A reminder that you can explore data from the European genebank network on the Eurisco website, and also mashed up with genebanks from other parts of the world on Genesys. As an example, here’s the Eurisco Ribes data on Genesys. Unclick the “EURISCO” tab to see what’s available in genebanks outside Europe.
LATER: Oh, and by the way, European genebanks have also started to review each other. The CGIAR genebanks have also all been reviewed by external experts in the past few years.
Brainfood: Seed viability double, Forest reserves, Biodiversity value, Hunter-gatherers, Seed concentration, Past CC, Hot lablab, Mungbean adoption, Climate smart impacts, Tree threats, Chicken domestication, Top sorghum, Ancient wines, Plant extinctions
- Variation in seed longevity among diverse Indica rice varieties. 8 major loci associated with seed longevity.
- Seeds and the Art of Genome Maintenance. Viability is about the DNA repair response. Snap.
- Are Mayan community forest reserves effective in fulfilling people’s needs and preserving tree species? Sure they are.
- The power of argument. People don’t respond to utilitarian arguments when it comes to biodiversity. In the Netherlands.

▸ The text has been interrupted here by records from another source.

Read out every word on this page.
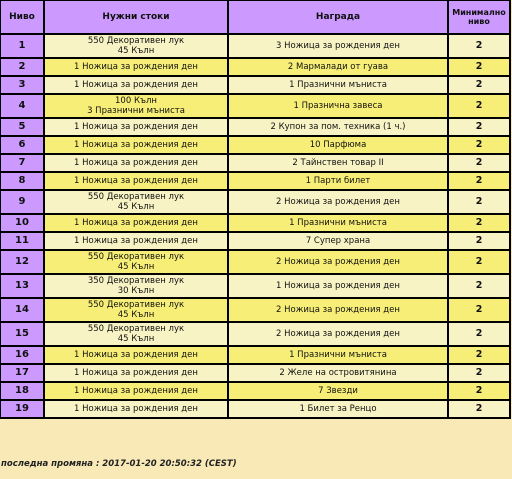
Ниво	Нужни стоки	Награда	Минимално
ниво

1	550 Декоративен лук
45 Кълн	3 Ножица за рождения ден	2
2	1 Ножица за рождения ден	2 Мармалади от гуава	2
3	1 Ножица за рождения ден	1 Празнични мъниста	2
4	100 Кълн
3 Празнични мъниста	1 Празнична завеса	2
5	1 Ножица за рождения ден	2 Купон за пом. техника (1 ч.)	2
6	1 Ножица за рождения ден	10 Парфюма	2
7	1 Ножица за рождения ден	2 Тайнствен товар II	2
8	1 Ножица за рождения ден	1 Парти билет	2
9	550 Декоративен лук
45 Кълн	2 Ножица за рождения ден	2
10	1 Ножица за рождения ден	1 Празнични мъниста	2
11	1 Ножица за рождения ден	7 Супер храна	2
12	550 Декоративен лук
45 Кълн	2 Ножица за рождения ден	2
13	350 Декоративен лук
30 Кълн	1 Ножица за рождения ден	2
14	550 Декоративен лук
45 Кълн	2 Ножица за рождения ден	2
15	550 Декоративен лук
45 Кълн	2 Ножица за рождения ден	2
16	1 Ножица за рождения ден	1 Празнични мъниста	2
17	1 Ножица за рождения ден	2 Желе на островитянина	2
18	1 Ножица за рождения ден	7 Звезди	2
19	1 Ножица за рождения ден	1 Билет за Ренцо	2
последна промяна : 2017-01-20 20:50:32 (CEST)
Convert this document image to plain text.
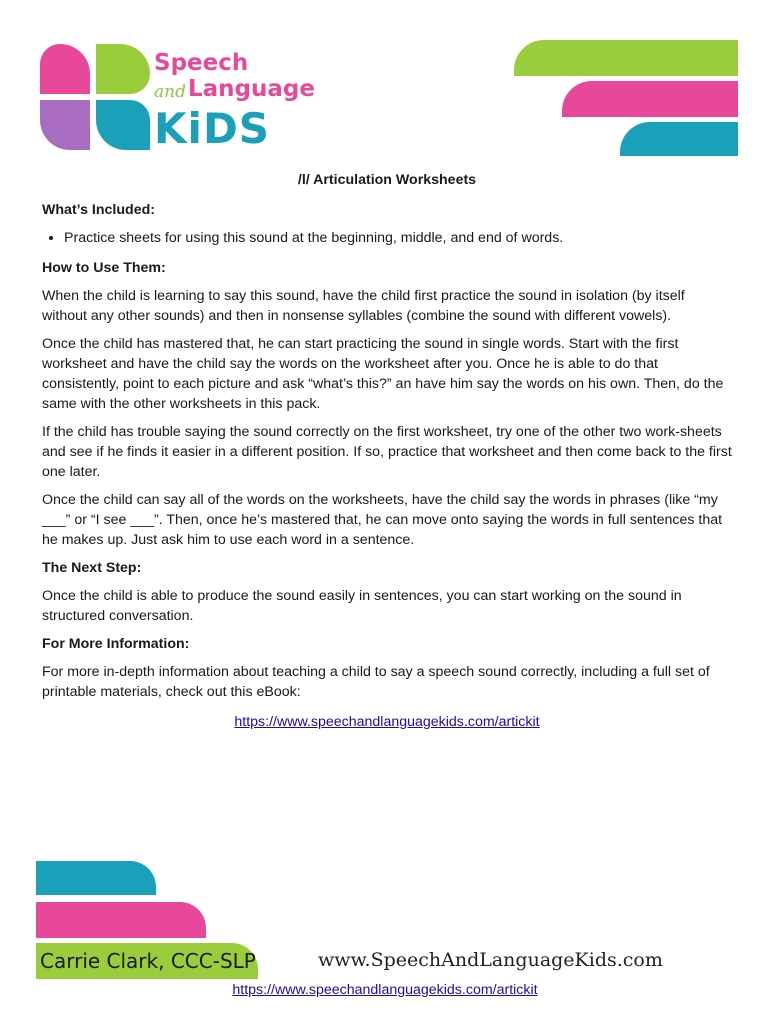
Speech
and Language
KiDS
/l/ Articulation Worksheets
What’s Included:
• Practice sheets for using this sound at the beginning, middle, and end of words.
How to Use Them:

When the child is learning to say this sound, have the child first practice the sound in isolation (by itself without any other sounds) and then in nonsense syllables (combine the sound with different vowels).

Once the child has mastered that, he can start practicing the sound in single words. Start with the first worksheet and have the child say the words on the worksheet after you. Once he is able to do that consistently, point to each picture and ask “what’s this?” an have him say the words on his own. Then, do the same with the other worksheets in this pack.

If the child has trouble saying the sound correctly on the first worksheet, try one of the other two work-sheets and see if he finds it easier in a different position. If so, practice that worksheet and then come back to the first one later.

Once the child can say all of the words on the worksheets, have the child say the words in phrases (like “my ___” or “I see ___”. Then, once he’s mastered that, he can move onto saying the words in full sentences that he makes up. Just ask him to use each word in a sentence.

The Next Step:

Once the child is able to produce the sound easily in sentences, you can start working on the sound in structured conversation.

For More Information:

For more in-depth information about teaching a child to say a speech sound correctly, including a full set of printable materials, check out this eBook:

https://www.speechandlanguagekids.com/artickit
Carrie Clark, CCC-SLP	www.SpeechAndLanguageKids.com
https://www.speechandlanguagekids.com/artickit
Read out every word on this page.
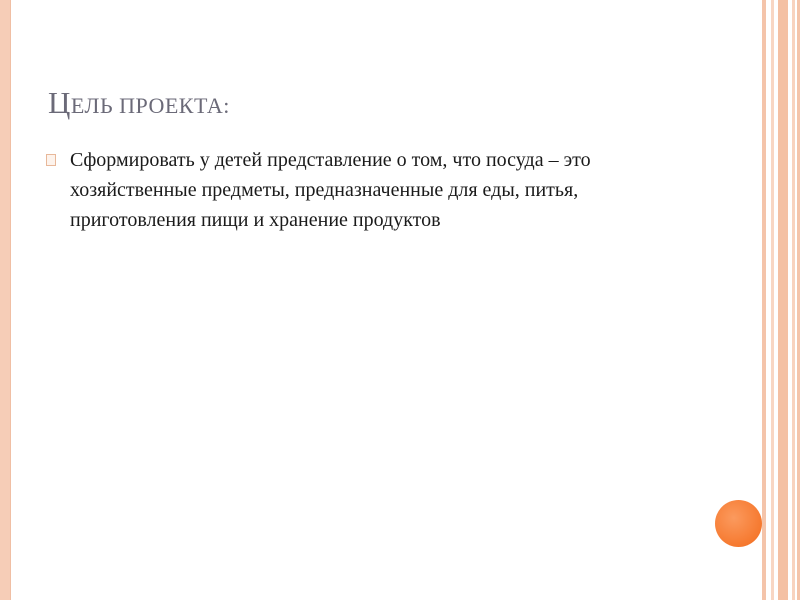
ЦЕЛЬ ПРОЕКТА:
Сформировать у детей представление о том, что посуда – это хозяйственные предметы, предназначенные для еды, питья, приготовления пищи и хранение продуктов
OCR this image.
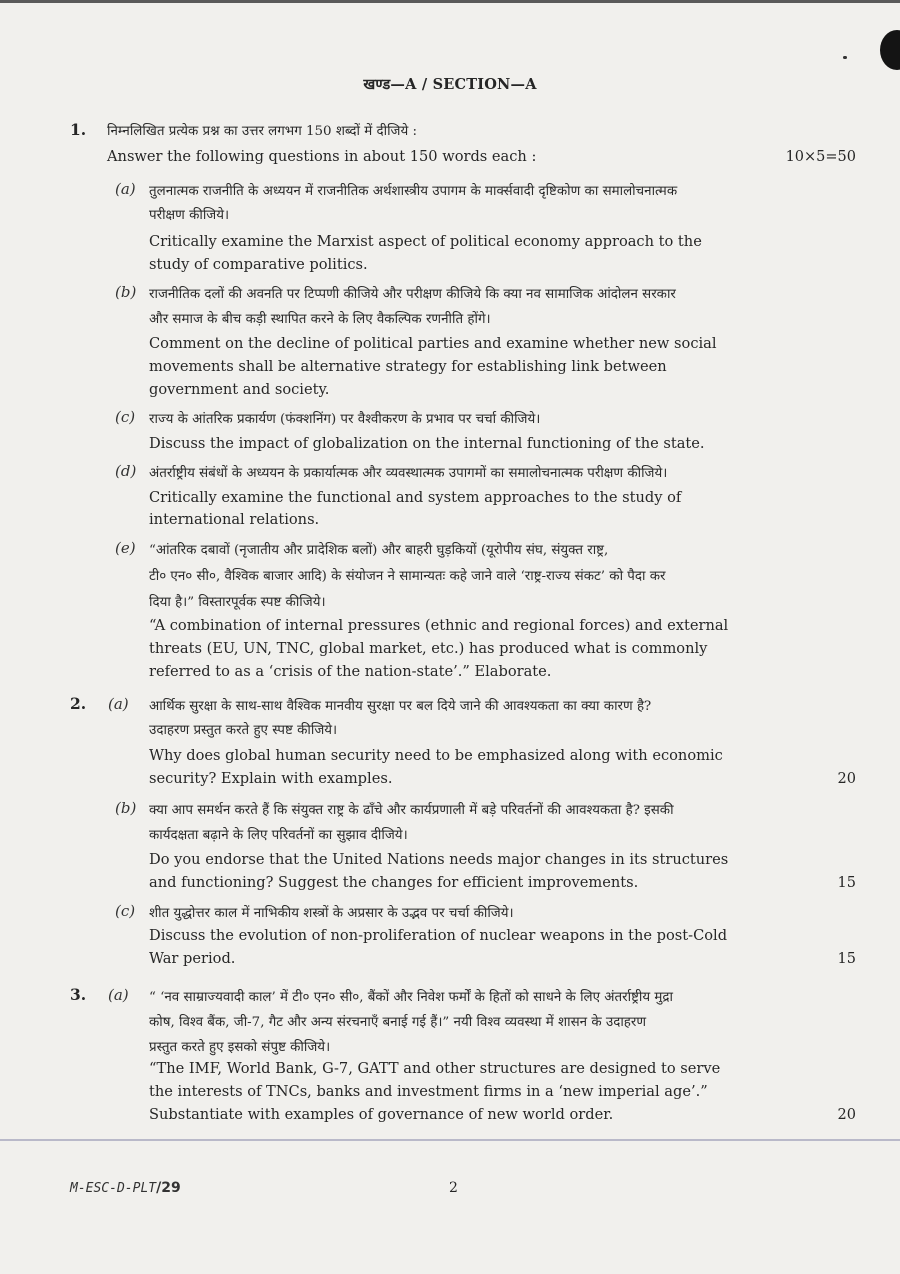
खण्ड—A / SECTION—A
1. निम्नलिखित प्रत्येक प्रश्न का उत्तर लगभग 150 शब्दों में दीजिये :
Answer the following questions in about 150 words each :	10×5=50
(a) तुलनात्मक राजनीति के अध्ययन में राजनीतिक अर्थशास्त्रीय उपागम के मार्क्सवादी दृष्टिकोण का समालोचनात्मक
परीक्षण कीजिये।
Critically examine the Marxist aspect of political economy approach to the
study of comparative politics.
(b) राजनीतिक दलों की अवनति पर टिप्पणी कीजिये और परीक्षण कीजिये कि क्या नव सामाजिक आंदोलन सरकार
और समाज के बीच कड़ी स्थापित करने के लिए वैकल्पिक रणनीति होंगे।
Comment on the decline of political parties and examine whether new social
movements shall be alternative strategy for establishing link between
government and society.
(c) राज्य के आंतरिक प्रकार्यण (फंक्शनिंग) पर वैश्वीकरण के प्रभाव पर चर्चा कीजिये।
Discuss the impact of globalization on the internal functioning of the state.
(d) अंतर्राष्ट्रीय संबंधों के अध्ययन के प्रकार्यात्मक और व्यवस्थात्मक उपागमों का समालोचनात्मक परीक्षण कीजिये।
Critically examine the functional and system approaches to the study of
international relations.
(e) “आंतरिक दबावों (नृजातीय और प्रादेशिक बलों) और बाहरी घुड़कियों (यूरोपीय संघ, संयुक्त राष्ट्र,
टी० एन० सी०, वैश्विक बाजार आदि) के संयोजन ने सामान्यतः कहे जाने वाले ‘राष्ट्र-राज्य संकट’ को पैदा कर
दिया है।” विस्तारपूर्वक स्पष्ट कीजिये।
“A combination of internal pressures (ethnic and regional forces) and external
threats (EU, UN, TNC, global market, etc.) has produced what is commonly
referred to as a ‘crisis of the nation-state’.” Elaborate.
2. (a) आर्थिक सुरक्षा के साथ-साथ वैश्विक मानवीय सुरक्षा पर बल दिये जाने की आवश्यकता का क्या कारण है?
उदाहरण प्रस्तुत करते हुए स्पष्ट कीजिये।
Why does global human security need to be emphasized along with economic
security? Explain with examples.	20
(b) क्या आप समर्थन करते हैं कि संयुक्त राष्ट्र के ढाँचे और कार्यप्रणाली में बड़े परिवर्तनों की आवश्यकता है? इसकी
कार्यदक्षता बढ़ाने के लिए परिवर्तनों का सुझाव दीजिये।
Do you endorse that the United Nations needs major changes in its structures
and functioning? Suggest the changes for efficient improvements.	15
(c) शीत युद्धोत्तर काल में नाभिकीय शस्त्रों के अप्रसार के उद्भव पर चर्चा कीजिये।
Discuss the evolution of non-proliferation of nuclear weapons in the post-Cold
War period.	15
3. (a) “ ‘नव साम्राज्यवादी काल’ में टी० एन० सी०, बैंकों और निवेश फर्मों के हितों को साधने के लिए अंतर्राष्ट्रीय मुद्रा
कोष, विश्व बैंक, जी-7, गैट और अन्य संरचनाएँ बनाई गई हैं।” नयी विश्व व्यवस्था में शासन के उदाहरण
प्रस्तुत करते हुए इसको संपुष्ट कीजिये।
“The IMF, World Bank, G-7, GATT and other structures are designed to serve
the interests of TNCs, banks and investment firms in a ‘new imperial age’.”
Substantiate with examples of governance of new world order.	20
M-ESC-D-PLT/29	2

- Do modern hunter-gatherers live in marginal habitats? Nope. What can I tell ya?
- New evidence on concentration in seed markets. Not as bad as some people think.

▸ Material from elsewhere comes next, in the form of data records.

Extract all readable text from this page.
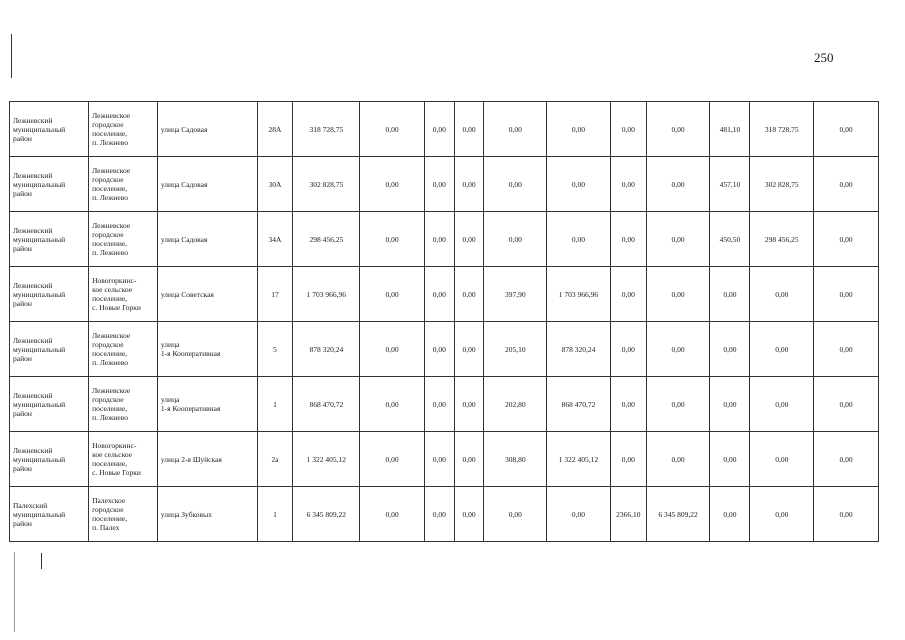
250
Лежневский
муниципальный
район	Лежневское
городское
поселение,
п. Лежнево	улица Садовая	28А	318 728,75	0,00	0,00	0,00	0,00	0,00	0,00	0,00	481,10	318 728,75	0,00

Лежневский
муниципальный
район	Лежневское
городское
поселение,
п. Лежнево	улица Садовая	30А	302 828,75	0,00	0,00	0,00	0,00	0,00	0,00	0,00	457,10	302 828,75	0,00

Лежневский
муниципальный
район	Лежневское
городское
поселение,
п. Лежнево	улица Садовая	34А	298 456,25	0,00	0,00	0,00	0,00	0,00	0,00	0,00	450,50	298 456,25	0,00

Лежневский
муниципальный
район	Новогоркинс-
кое сельское
поселение,
с. Новые Горки	улица Советская	17	1 703 966,96	0,00	0,00	0,00	397,90	1 703 966,96	0,00	0,00	0,00	0,00	0,00

Лежневский
муниципальный
район	Лежневское
городское
поселение,
п. Лежнево	улица
1-я Кооперативная	5	878 320,24	0,00	0,00	0,00	205,10	878 320,24	0,00	0,00	0,00	0,00	0,00

Лежневский
муниципальный
район	Лежневское
городское
поселение,
п. Лежнево	улица
1-я Кооперативная	1	868 470,72	0,00	0,00	0,00	202,80	868 470,72	0,00	0,00	0,00	0,00	0,00

Лежневский
муниципальный
район	Новогоркинс-
кое сельское
поселение,
с. Новые Горки	улица 2-я Шуйская	2а	1 322 405,12	0,00	0,00	0,00	308,80	1 322 405,12	0,00	0,00	0,00	0,00	0,00

Палехский
муниципальный
район	Палехское
городское
поселение,
п. Палех	улица Зубковых	1	6 345 809,22	0,00	0,00	0,00	0,00	0,00	2366,10	6 345 809,22	0,00	0,00	0,00
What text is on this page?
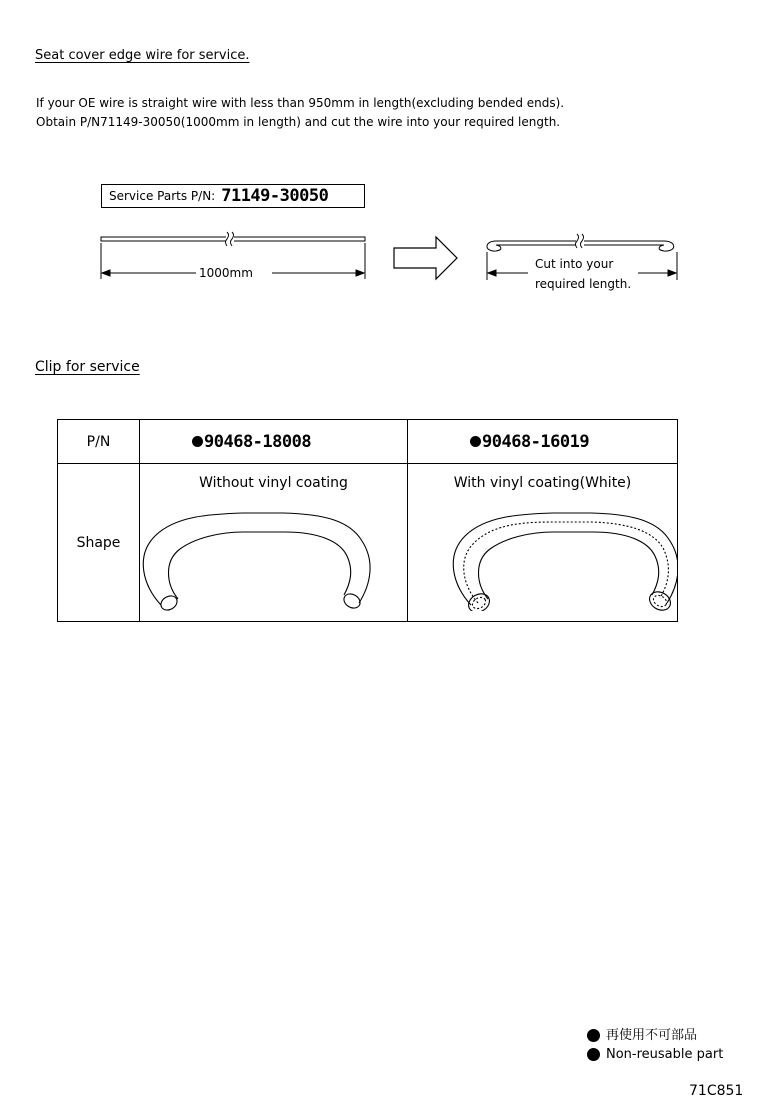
Seat cover edge wire for service.
If your OE wire is straight wire with less than 950mm in length(excluding bended ends).
Obtain P/N71149-30050(1000mm in length) and cut the wire into your required length.
Service Parts P/N: 71149-30050
1000mm
Cut into your
required length.
Clip for service
P/N	90468-18008	90468-16019
Shape	Without vinyl coating	With vinyl coating(White)
再使用不可部品
Non-reusable part
71C851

- Climate change has likely already affected global food production. From 2003 to 2008, there’s been a ~1% average reduction in consumable food calories in barley, cassava, maize, oil palm, rapeseed, rice, sorghum, soybean, sugarcane and wheat.
- Selection of Heat Tolerant Lablab. 6 out of 44 accessions from the WorldVeg genebank are heat tolerant. Seems a lot.

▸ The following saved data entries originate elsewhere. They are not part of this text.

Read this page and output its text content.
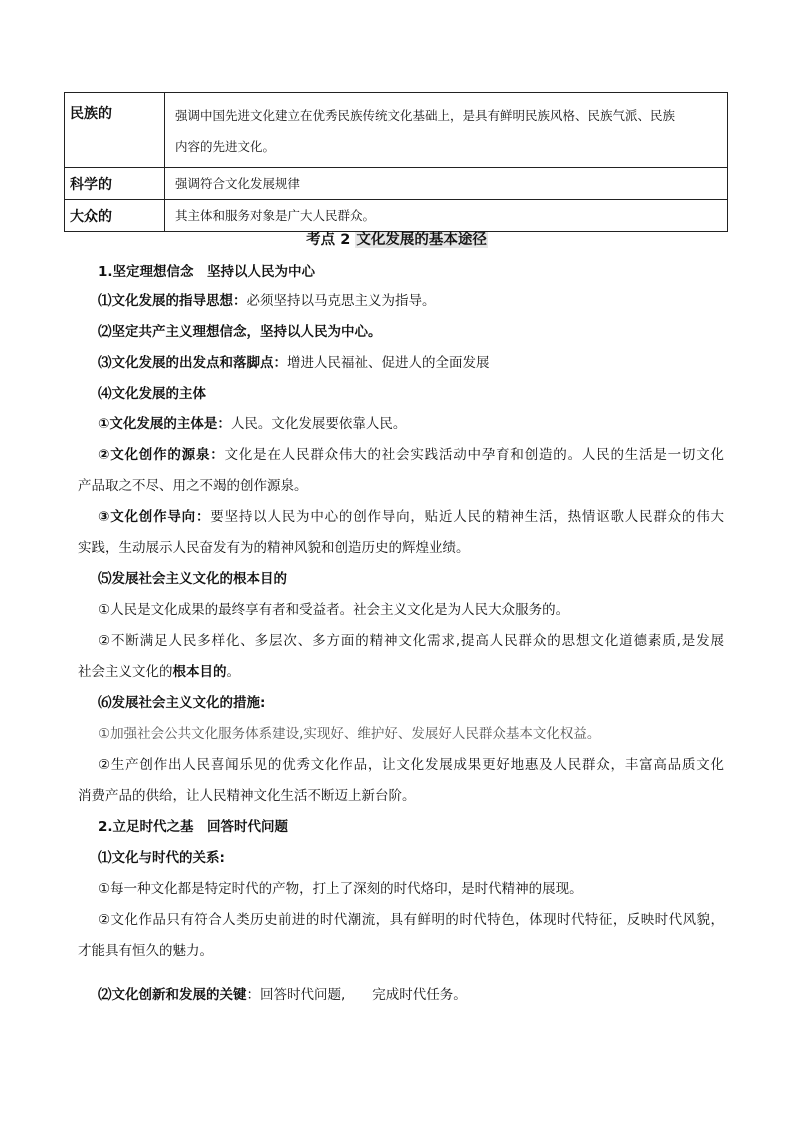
民族的	强调中国先进文化建立在优秀民族传统文化基础上，是具有鲜明民族风格、民族气派、民族
内容的先进文化。
科学的	强调符合文化发展规律
大众的	其主体和服务对象是广大人民群众。
考点 2 文化发展的基本途径

1.坚定理想信念　坚持以人民为中心

⑴文化发展的指导思想：必须坚持以马克思主义为指导。

⑵坚定共产主义理想信念，坚持以人民为中心。

⑶文化发展的出发点和落脚点：增进人民福祉、促进人的全面发展

⑷文化发展的主体

①文化发展的主体是：人民。文化发展要依靠人民。

②文化创作的源泉：文化是在人民群众伟大的社会实践活动中孕育和创造的。人民的生活是一切文化

产品取之不尽、用之不竭的创作源泉。

③文化创作导向：要坚持以人民为中心的创作导向，贴近人民的精神生活，热情讴歌人民群众的伟大

实践，生动展示人民奋发有为的精神风貌和创造历史的辉煌业绩。

⑸发展社会主义文化的根本目的

①人民是文化成果的最终享有者和受益者。社会主义文化是为人民大众服务的。

②不断满足人民多样化、多层次、多方面的精神文化需求,提高人民群众的思想文化道德素质,是发展

社会主义文化的根本目的。

⑹发展社会主义文化的措施:

①加强社会公共文化服务体系建设,实现好、维护好、发展好人民群众基本文化权益。

②生产创作出人民喜闻乐见的优秀文化作品，让文化发展成果更好地惠及人民群众，丰富高品质文化

消费产品的供给，让人民精神文化生活不断迈上新台阶。

2.立足时代之基　回答时代问题

⑴文化与时代的关系:

①每一种文化都是特定时代的产物，打上了深刻的时代烙印，是时代精神的展现。

②文化作品只有符合人类历史前进的时代潮流，具有鲜明的时代特色，体现时代特征，反映时代风貌，

才能具有恒久的魅力。

⑵文化创新和发展的关键：回答时代问题,　　完成时代任务。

- Counting the beans: quantifying the adoption of improved mungbean varieties in South Asia and Myanmar. 1.2 million farmers reached by WorldVeg varieties. Lablab next?
- Climate smart agricultural practices and gender differentiated nutrition outcome: An empirical evidence from Ethiopia. They work, but they’re better in combination.
- Pests and diseases of trees in Africa: A growing continental emergency. Into Africa…
- Genetics of adaptation in modern chicken. Not much of a domestication bottleneck; that came later.
- Multi-Trait Diverse Germplasm Sources from Mini Core Collection for Sorghum Improvement. From 40,000 in the genebank, to 242 in the mini-core, to 6 really cool ones (from Yemen, USA, China, Mozambique, and India x2 if you must know).
- Palaeogenomic insights into the origins of French grapevine diversity. Ancient DNA from 28 pips dating back to the Iron Age provides pretty good matches to grapes grown today.
- Global dataset shows geography and life form predict modern plant extinction and rediscovery. Almost 600 plants went extinct in modern times, at least, and I count about 20 crop wild relatives among them.